We have also accepted negligence rather than recklessness as a required element for proving driving offenses. In Gregory v. State, 717 P.2d 428 (Alaska App. 1986), we held that criminal negligence, not civil negligence, was the mens rea for the offense of driving while license suspended (DWLS). Like commercial fishing, driving is a licensed and heavily regulated activity. However, because driving "approaches being a necessity for most people" in our society, and is not necessarily a commercial activity, we held in Gregory that the more stringently-drawn element of criminal negligence rather than civil negligence is the appropriate mens rea for DWLS. Id. at 431.
The general rule, reflected in AS 11.81.610(b), is that recklessness is the applicable culpable mental state when a surrounding circumstance is an element of an offense and no other culpable mental state has been specified. Alaska Statute 11.81.610(b) does not directly apply to non-Title 11 offenses. However, neither do this court's commercial fishing and DWLS decisions stand for the proposition that negligence should be the prevailing standard for non-Title 11 offenses. If anything, our willingness to adopt negligence as the culpable mental state for commercial fishing and DWLS offenses indicates that this standard should be applied only for offenses dealing with heavily regulated activities for which permits or licenses are required.
Unlike the DWLS statute and various statutes and regulations establishing commercial fishing offenses, the statute involved in the present case, AS 18.60.670, is *179 not part of a comprehensive scheme of regulations dealing with participants in a licensed and heavily regulated activity. Rather, the statute in this case establishes a broad-based criminal offense: its prohibitions apply to all members of the public alike and encompass almost any conduct that results in the placement of virtually any object within 10 feet of an overhead electrical line.
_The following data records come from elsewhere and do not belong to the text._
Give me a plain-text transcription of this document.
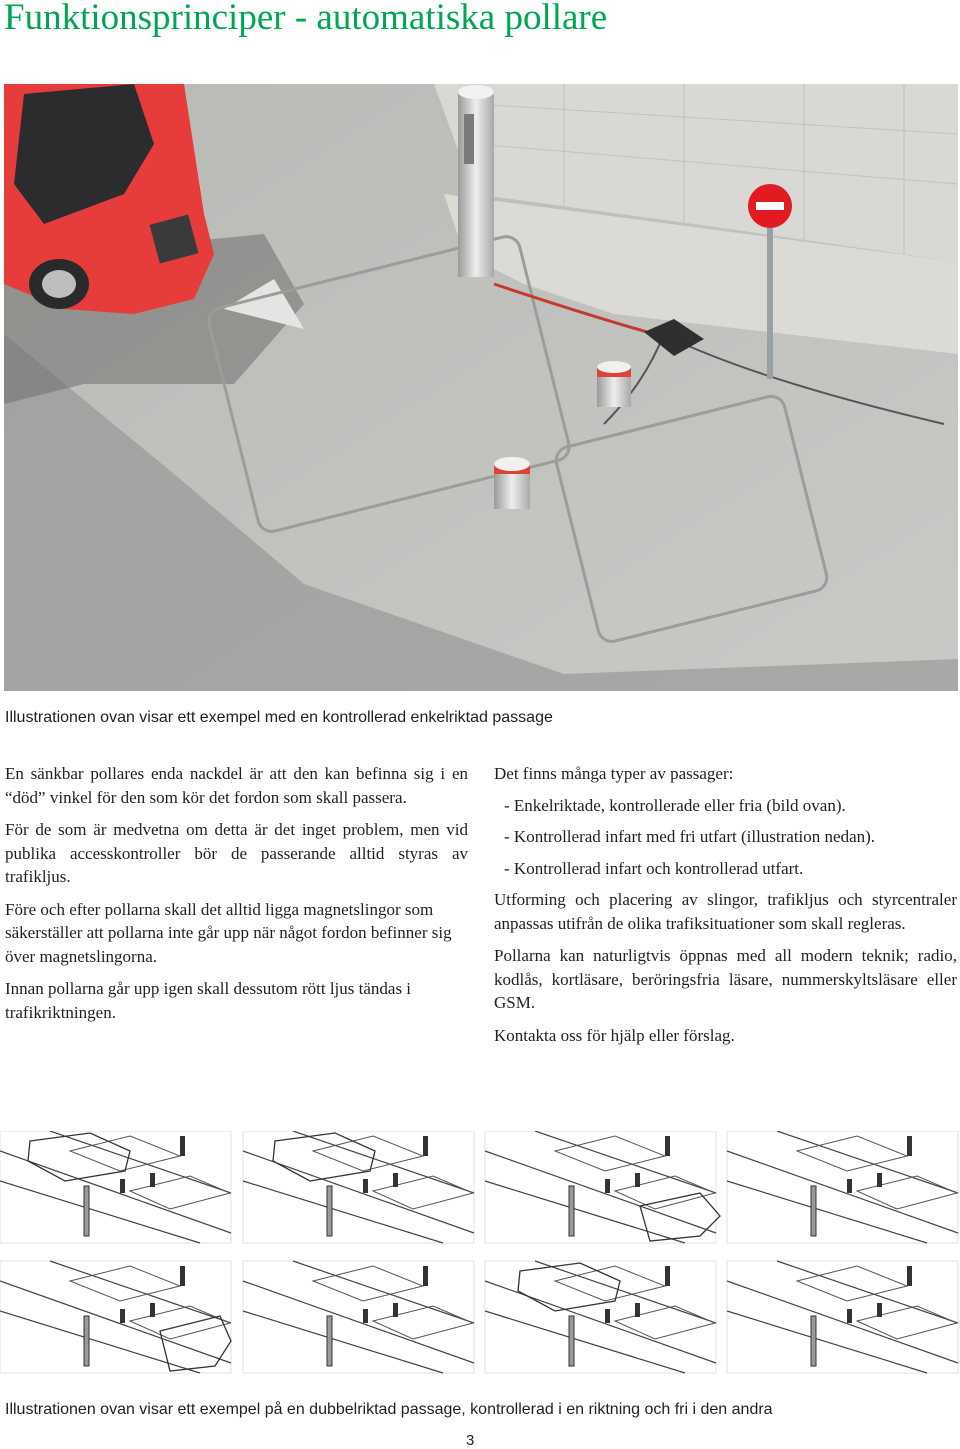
Funktionsprinciper - automatiska pollare

Illustrationen ovan visar ett exempel med en kontrollerad enkelriktad passage

En sänkbar pollares enda nackdel är att den kan befinna sig i en “död” vinkel för den som kör det fordon som skall passera.

För de som är medvetna om detta är det inget problem, men vid publika accesskontroller bör de passerande alltid styras av trafikljus.

Före och efter pollarna skall det alltid ligga magnetslingor som säkerställer att pollarna inte går upp när något fordon befinner sig över magnetslingorna.

Innan pollarna går upp igen skall dessutom rött ljus tändas i trafikriktningen.

Det finns många typer av passager:

- Enkelriktade, kontrollerade eller fria (bild ovan).
- Kontrollerad infart med fri utfart (illustration nedan).
- Kontrollerad infart och kontrollerad utfart.

Utforming och placering av slingor, trafikljus och styrcentraler anpassas utifrån de olika trafiksituationer som skall regleras.

Pollarna kan naturligtvis öppnas med all modern teknik; radio, kodlås, kortläsare, beröringsfria läsare, nummerskyltsläsare eller GSM.

Kontakta oss för hjälp eller förslag.

Illustrationen ovan visar ett exempel på en dubbelriktad passage, kontrollerad i en riktning och fri i den andra

3
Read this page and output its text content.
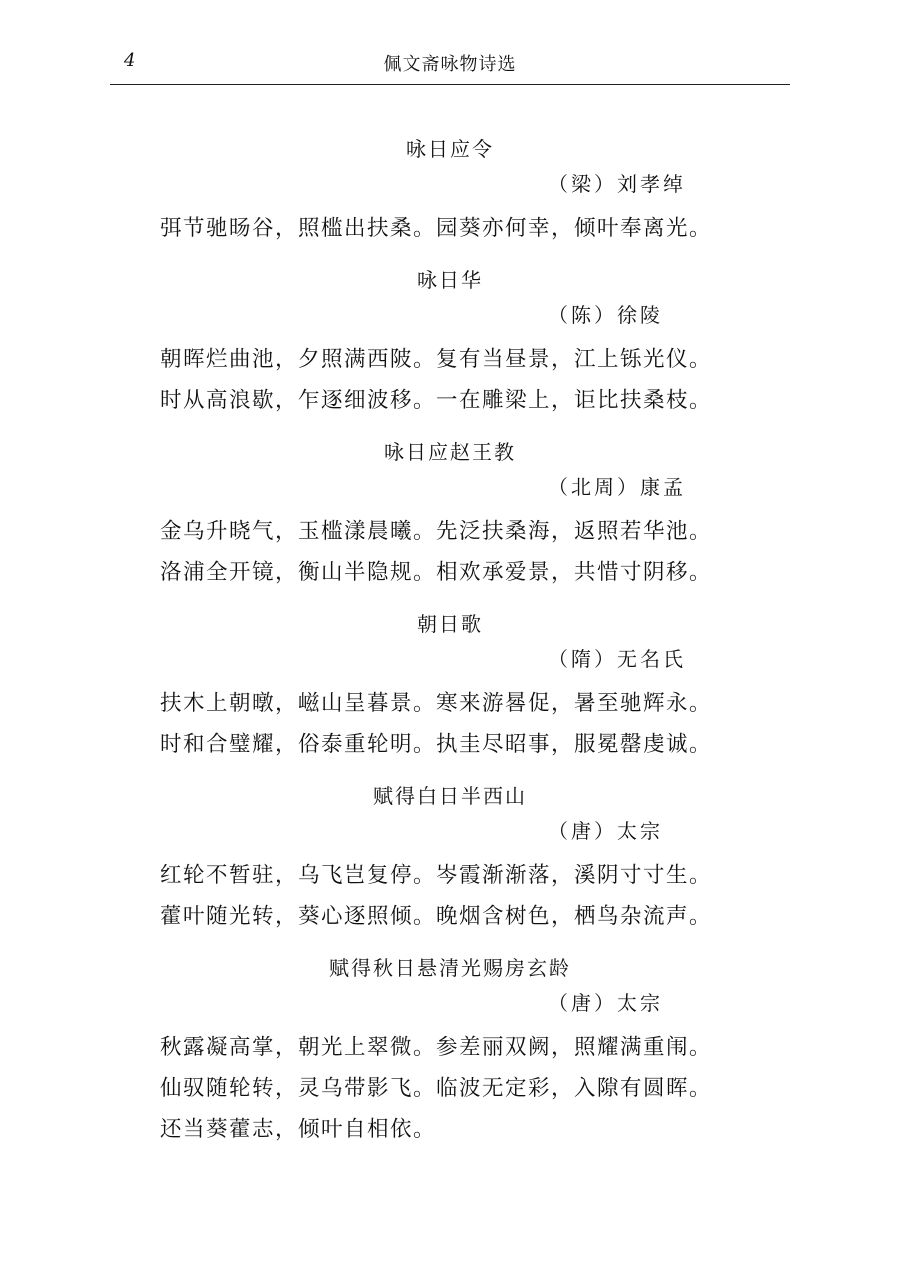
4	佩文斋咏物诗选
咏日应令
（梁）刘孝绰
弭节驰旸谷，照槛出扶桑。园葵亦何幸，倾叶奉离光。
咏日华
（陈）徐陵
朝晖烂曲池，夕照满西陂。复有当昼景，江上铄光仪。
时从高浪歇，乍逐细波移。一在雕梁上，讵比扶桑枝。
咏日应赵王教
（北周）康孟
金乌升晓气，玉槛漾晨曦。先泛扶桑海，返照若华池。
洛浦全开镜，衡山半隐规。相欢承爱景，共惜寸阴移。
朝日歌
（隋）无名氏
扶木上朝暾，嵫山呈暮景。寒来游晷促，暑至驰辉永。
时和合璧耀，俗泰重轮明。执圭尽昭事，服冕罄虔诚。
赋得白日半西山
（唐）太宗
红轮不暂驻，乌飞岂复停。岑霞渐渐落，溪阴寸寸生。
藿叶随光转，葵心逐照倾。晚烟含树色，栖鸟杂流声。
赋得秋日悬清光赐房玄龄
（唐）太宗
秋露凝高掌，朝光上翠微。参差丽双阙，照耀满重闱。
仙驭随轮转，灵乌带影飞。临波无定彩，入隙有圆晖。
还当葵藿志，倾叶自相依。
For standard criminal offenses such as this, we conclude that reckless, rather than negligent, disregard of surrounding circumstances should be the applicable culpable mental state unless another culpable mental state is specified or unless a sound reason to apply some other culpable mental state is demonstrated.
The trial court thus erred in instructing Cole's jury to convict if it found Cole acted with criminal negligence. The error requires reversal of Cole's conviction.
The judgment of conviction is REVERSED.
MANNHEIMER, J., not participating.
NOTES
[*] Sitting by assignment made pursuant to article IV, section 16 of the Alaska Constitution.
[1] Alaska Statute 18.60.670 provides in part:
A person individually or through an agent or employee may not
... .
(2) store, operate, erect, maintain, move, or transport tools, machinery, equipment, supplies, materials, apparatus, buildings, or other structures within 10 feet of a high voltage overhead electrical line or conductor.
[2] We also note that the risk Cole failed to perceive in committing this offense was not the risk that the line was below NESC standards, but rather the risk that he would be operating his forklift within 10 feet of the line.